38 hour delay for Helios Glasgow airport passengers after more plane problems
150 Scottish holidaymakers were stranded at Glasgow Airport yesterday, more than 36 hours after they should have flown out to Cyprus. It follows the latest air scare involving the controversial Cypriot airline, Helios Airways.
Bosses at Helios cancelled Sunday's flight from Glasgow, after a Larnaca - Glasgow passenger jet carrying 180 people turned back to Cyprus just 35 minutes after take-off because of a technical fault. Two days earlier the same plane was involved in a similar scare on its way to Heathrow airport.
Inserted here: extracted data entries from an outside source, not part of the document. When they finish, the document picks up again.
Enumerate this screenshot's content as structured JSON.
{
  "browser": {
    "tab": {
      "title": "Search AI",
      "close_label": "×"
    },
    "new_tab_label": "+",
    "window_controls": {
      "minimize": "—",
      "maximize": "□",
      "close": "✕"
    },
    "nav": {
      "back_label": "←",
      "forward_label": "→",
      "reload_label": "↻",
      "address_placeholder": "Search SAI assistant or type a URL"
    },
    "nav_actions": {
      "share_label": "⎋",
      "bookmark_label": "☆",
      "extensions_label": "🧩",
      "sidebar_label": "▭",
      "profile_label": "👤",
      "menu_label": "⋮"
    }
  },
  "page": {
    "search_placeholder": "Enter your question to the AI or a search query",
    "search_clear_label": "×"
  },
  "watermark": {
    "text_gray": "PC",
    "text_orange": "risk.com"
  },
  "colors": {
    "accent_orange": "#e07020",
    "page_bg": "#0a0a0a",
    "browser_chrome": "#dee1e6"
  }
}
The two sets of passengers stranded both at home and in Cyprus were furious about the delays and criticised Helios for failing to keep them informed. Many still in Glasgow were considering cancelling their holidays altogether due to increasing safety worries about Helios aircraft.
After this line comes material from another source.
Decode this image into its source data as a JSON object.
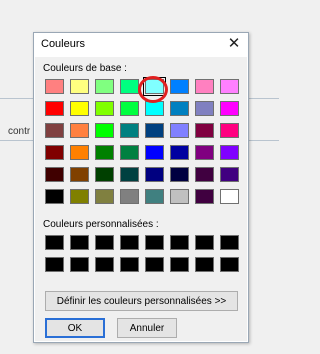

At Glasgow around 150 passengers were waiting for news of their flight in the nearby Holiday Inn Glasgow Airport, where they were given overnight accommodation. Their flight had been scheduled to leave at 11.10 on Sunday morning, but eventually left in the early hours of this morning.
Haris Thrasou, the Cypriot transport minister, ordered the aircraft to be grounded on Sunday while checks were carried out by the country's Department of Civil Aviation and a Boeing engineer. A spokesman for Helios said the Boeing 737-800 finally passed all safety checks and flew out of Larnaca at 19:00 last night, with a return flight taking off at 01:00 this morning.
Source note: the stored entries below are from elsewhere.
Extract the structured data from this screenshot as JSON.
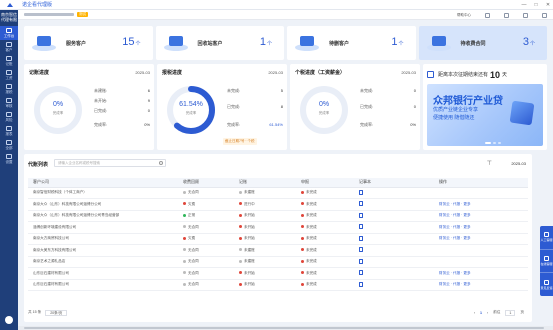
{
  "app": {
    "title": "诺企看代理版"
  },
  "sidebar": {
    "org": "南京智信代理有限",
    "items": [
      {
        "label": "工作台",
        "active": true
      },
      {
        "label": "客户"
      },
      {
        "label": "记账"
      },
      {
        "label": "工资"
      },
      {
        "label": "报税"
      },
      {
        "label": "审核"
      },
      {
        "label": "风险"
      },
      {
        "label": "报表"
      },
      {
        "label": "全部"
      },
      {
        "label": "设置"
      }
    ]
  },
  "header": {
    "tag": "测试",
    "help": "帮助中心"
  },
  "stats": [
    {
      "label": "服务客户",
      "value": "15",
      "unit": "个"
    },
    {
      "label": "回收站客户",
      "value": "1",
      "unit": "个"
    },
    {
      "label": "待删客户",
      "value": "1",
      "unit": "个"
    },
    {
      "label": "待收费合同",
      "value": "3",
      "unit": "个"
    }
  ],
  "panels": [
    {
      "title": "记账进度",
      "date": "2025-03",
      "percent": "0%",
      "sub": "完成率",
      "rows": [
        {
          "k": "未建账:",
          "v": "6"
        },
        {
          "k": "未开始:",
          "v": "9"
        },
        {
          "k": "已完成:",
          "v": "0"
        },
        {
          "k": "完成率:",
          "v": "0%"
        }
      ]
    },
    {
      "title": "报税进度",
      "date": "2025-03",
      "percent": "61.54%",
      "sub": "完成率",
      "progress": 0.6154,
      "rows": [
        {
          "k": "未完成:",
          "v": "5"
        },
        {
          "k": "已完成:",
          "v": "8"
        },
        {
          "k": "完成率:",
          "v": "61.54%"
        }
      ],
      "note": "截止日期7号 · 个税"
    },
    {
      "title": "个税进度（工资薪金）",
      "date": "2025-03",
      "percent": "0%",
      "sub": "完成率",
      "rows": [
        {
          "k": "未完成:",
          "v": "0"
        },
        {
          "k": "已完成:",
          "v": "0"
        },
        {
          "k": "完成率:",
          "v": "0%"
        }
      ]
    }
  ],
  "deadline": {
    "prefix": "距离本次征期结束还有",
    "days": "10",
    "unit": "天"
  },
  "ad": {
    "title": "众邦银行产业贷",
    "line1": "优质产业链企业专享",
    "line2": "便捷使用 随借随还"
  },
  "list": {
    "title": "代账列表",
    "search_placeholder": "请输入企业名称或税号搜索",
    "date": "2025-03",
    "columns": [
      "客户公司",
      "收费回顾",
      "记账",
      "申报",
      "记事本",
      "操作"
    ],
    "rows": [
      {
        "company": "南京智信财税科技（个体工商户）",
        "fee": "无合同",
        "fee_color": "#bbbbbb",
        "book": "未建账",
        "book_color": "#bbbbbb",
        "tax": "未完成",
        "tax_color": "#e0463a",
        "note": true,
        "ops": ""
      },
      {
        "company": "南京大众（山东）科技有限公司淄博分公司",
        "fee": "欠费",
        "fee_color": "#e0463a",
        "book": "进行中",
        "book_color": "#e0463a",
        "tax": "未完成",
        "tax_color": "#e0463a",
        "note": true,
        "ops": "财务云 · 代报 · 更多"
      },
      {
        "company": "南京大众（山东）科技有限公司淄博分公司青岛经营部",
        "fee": "正常",
        "fee_color": "#2fb65a",
        "book": "未开始",
        "book_color": "#e0463a",
        "tax": "未完成",
        "tax_color": "#e0463a",
        "note": true,
        "ops": "财务云 · 代报 · 更多"
      },
      {
        "company": "淄博创新环境建设有限公司",
        "fee": "无合同",
        "fee_color": "#bbbbbb",
        "book": "未开始",
        "book_color": "#e0463a",
        "tax": "未完成",
        "tax_color": "#e0463a",
        "note": true,
        "ops": "财务云 · 代报 · 更多"
      },
      {
        "company": "南京大方商贸科技公司",
        "fee": "欠费",
        "fee_color": "#e0463a",
        "book": "未开始",
        "book_color": "#e0463a",
        "tax": "未完成",
        "tax_color": "#e0463a",
        "note": true,
        "ops": "财务云 · 代报 · 更多"
      },
      {
        "company": "南京大美东方科技有限公司",
        "fee": "无合同",
        "fee_color": "#bbbbbb",
        "book": "未建账",
        "book_color": "#bbbbbb",
        "tax": "未完成",
        "tax_color": "#e0463a",
        "note": true,
        "ops": ""
      },
      {
        "company": "南京艺术之源礼品店",
        "fee": "无合同",
        "fee_color": "#bbbbbb",
        "book": "未建账",
        "book_color": "#bbbbbb",
        "tax": "未完成",
        "tax_color": "#e0463a",
        "note": true,
        "ops": ""
      },
      {
        "company": "山东巨石建材有限公司",
        "fee": "无合同",
        "fee_color": "#bbbbbb",
        "book": "未开始",
        "book_color": "#e0463a",
        "tax": "未完成",
        "tax_color": "#e0463a",
        "note": true,
        "ops": "财务云 · 代报 · 更多"
      },
      {
        "company": "山东巨石建材有限公司",
        "fee": "无合同",
        "fee_color": "#bbbbbb",
        "book": "未开始",
        "book_color": "#e0463a",
        "tax": "未完成",
        "tax_color": "#e0463a",
        "note": true,
        "ops": "财务云 · 代报 · 更多"
      }
    ],
    "pager": {
      "total": "共 15 条",
      "size": "20条/页",
      "page": "1",
      "goto_label": "前往",
      "goto_value": "1",
      "page_unit": "页"
    }
  },
  "float_tools": [
    "人工客服",
    "在线客服",
    "意见反馈"
  ],
  "colors": {
    "primary": "#2d5bd2",
    "sidebar": "#1f3f7a",
    "danger": "#e0463a",
    "success": "#2fb65a"
  }
}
The spokesman said: 'The aircraft has been repaired by our resident Boeing engineer and has been given the all-clear by the Civil Aviation Authority in Cyprus. All passengers have been kept safe and comfortable and those in Larnaca have been informed of the revised flight time.'
'The technical issue with the aircraft was due to a problem with tone of the engines. The captain decided to return to Larnaca but the flight could have continued. He did not make an emergency landing.'
'The cabin pressure was not affected and neither was the flow of oxygen to the cabin crew. There was no impact upon the safety and comfort of passengers.' Helios was involved in Greece's worst aviation disaster on August 14, when 121 people were killed when one of its planes crashed near Athens.